O desafio de ser mulher em cidades pensadas para mercadorias e homens

foto: Agência de Imagens da Prefeitura de Curitiba

Moradia, mobilidade, lazer, cultura, serviços públicos, espaços comuns, segurança pública e cidadania são elementos que compõem o direito a cidade, que nada mais é que um conceito abrangente que quando analisado como um todo dá uma noção de quão democrática é uma cidade. O direito à cidade é um direito coletivo e não individual, uma vez que a transformação dos espaços urbanos depende do poder público e é pensado para o coletivo, ou seja, é um direito que pensa na lógica coletiva superando a lógica individual de pensar e viver a cidade, priorizando as necessidades da maior parte da população. E é sob essa ótica que precisamos pensar a função social das propriedades, espaços públicos, transportes e desigualdades territoriais. Afinal, para que, para quem, por quem e como são pensadas as cidades?

Um exemplo para nos ajudar a pensar esses questionamentos são quando as linhas de ônibus que fazem trajetos bairros-centro (mais especificamente favelas e zonas distantes / centro) são diminuídas ou até mesmo cortadas nos finais de semana, situação onde fica nítido que pessoas que moram em regiões mais afastadas e dependem de transporte público não são bem vindas em momentos de ócio e lazer, sendo aceito a presença nos centros e cidade apenas para trabalho e produção de capital. As construções das cidades seguem uma linha funcionalista e racionalista, uma vez que ela é pensada para produção e consumo. Outro exemplo que podemos perceber o funcionamento das cidades é quando pensamos as políticas de moradias nos centros urbanos, que em geral levam em conta em apenas terrenos vazios, normalmente localizados nas periferias e ignoram terrenos e propriedades vazias no centro da cidade, essa lógica alimenta um déficit de estrutura, serviços públicos e contribui para periferização da população mais pobre.

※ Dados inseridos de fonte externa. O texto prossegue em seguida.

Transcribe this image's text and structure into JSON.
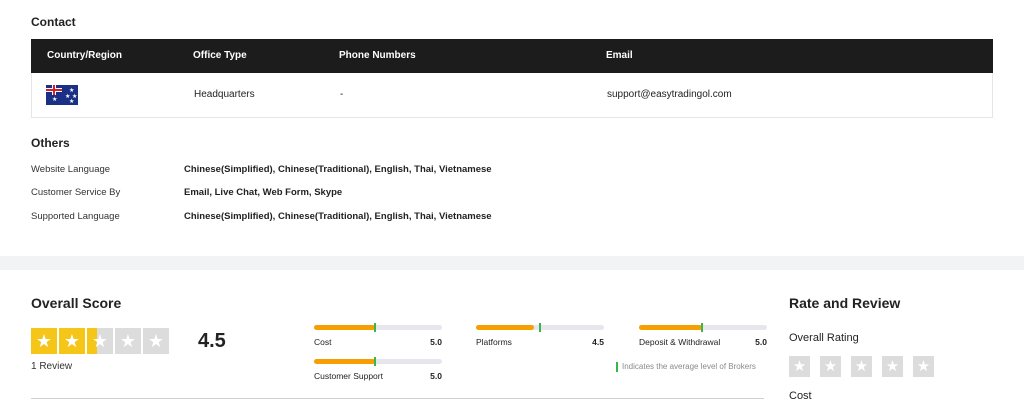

Cenários como os descritos a cima evidenciam que pessoas de baixa renda tem a sua parcela de direito a cidade pouco reconhecida, mas quando pensamos na realidade das mulheres esse cenário fica ainda mais difícil. Começando pela cultura machista (patriarcado) de que as mulheres pertencem ao espaço privado (ao lar, família), mesmo as que trabalham fora são vistas pelos poderes públicos e pela mídia como associadas ao lar. As políticas públicas para mulheres são associadas a cuidados familiares e manutenção das suas vidas (leis contra agressão e morte de mulheres). As mulheres não vivem o espaço público, elas atravessam. E são travessias quase que exclusivas para sobrevivência, em dupla ou tripla jornada. É caminho para escola das crianças, para o trabalho, para faculdade, para o mercado e comércios para manter a família, são travessias longas principalmente para as mulheres periféricas que demandam tempo e desgastam e por conta disso as levam direto para seus lares (espaço privado). O machismo vigente em nossa sociedade torna praças, parques, bares lugares hostis para mulheres frequentarem sozinhas. A realidade fica ainda mais tensa para mulheres negras que enfrentam o racismo e intensifica o sentimento de não pertencimento e inadequação aos locais, a realidade das mulheres homossexuais ou bissexuais que não podem demostrar afeto em público sem correr grandes riscos de sofrer violências, as mulheres trans que lutam para poder utilizar banheiros, as mães que são excluídas pela cultura patriarcal de que mulheres são as únicas responsáveis pelos filhos mas os locais públicos não recebem crianças, não há cadeiras para as gestantes, atividades gratuitas para crianças, proibição de amamentação e outras condições que criam indisposição ( exclusão) dessas mulheres.

As cidades que queremos construir é uma cidade feminista e antirracista, é um espaço livre de todas as formas de dominação, lugares onde pensamos seres humanos de forma não sexista e superáramos as desigualdades. Para isso acontecer precisamos de mulheres em espaços de poder, nos governos executivos e legislativos, na mídia e principalmente nas ruas ecoando discursos e ações que barrem o machismo, racismo e o neoliberalismo. Direito a cidade é muito mais que transformação das funções econômicas da cidade e acesso aos serviços públicos, direito a cidade é democratização do controle ideológico, discursivo e simbólico das políticas públicas e espaços urbanos.

Ser mulher numa cidade pensada primeiro para produtos, depois para homens e quase nunca para mulheres requer força e luta contra séculos de opressões! Queremos e podemos participar dos processos de decisões da cidade para que a gente possa viver segura, ir e vir sem medo, usar o que queremos e viver plenamente nos espaços urbanos.